WHAT? HAHAHA...........
man i do nothing but punbb.... who cares if the clients need it or not..hahaha...
Q
How do you guys like cmsmadesimple?
I like cmsmadesimple pretty well. I have it running at the moment at http://www.teg.name as a test as I'm trying to upgrade our church's website (http://www.belviewumc.org) and we need a good way to manage content pages (info on youth groups, sunday school classes, etc). The church site currently uses a custom hack of "Custom Pages" from http://www.punres.org/desc.php?pid=165 but it's not that flexible or user-friendly.
Getting a user-friendly, integrated way to add content is a challenge because everyone has a different idea of user friendly Right now I'm going back and forth between using CMS Made Simple for content and PunBB for the forum and user stuff (and maybe trying to integrate the two down the road) or doing up my own version of the CMS Made Simple pages functionality as an add-in for PunBB so there is only one user database and one set of stylesheets to worry about. The add-in is being tested at http://forum.andrewteg.com if you're curious.

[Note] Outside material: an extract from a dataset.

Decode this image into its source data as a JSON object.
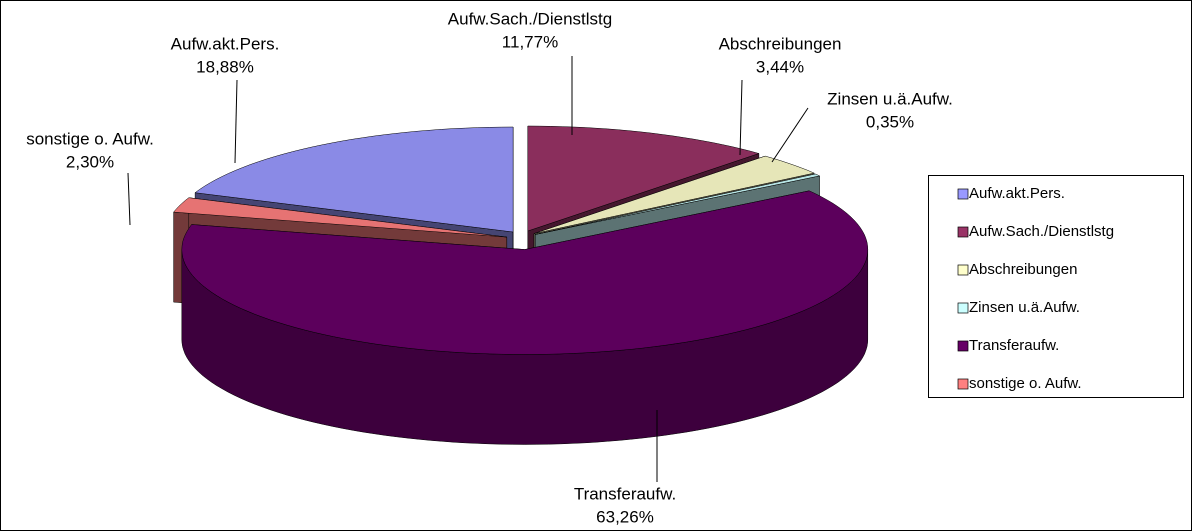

So for me content wise it's coming down to http://www.teg.name with punBB added on or http://forum.andrewteg.com which needs admin work but the front end is getting there.
Dr j.
like PunBB, it's not for everybody or every situation.
WHAT? HAHAHA...........
man i do nothing but punbb.... who cares if the clients need it or not..hahaha...Q
i hear ya. but it's true. some people it's just not enough for them. hence the success of paid solutions that have EVERYTHING and then some in it.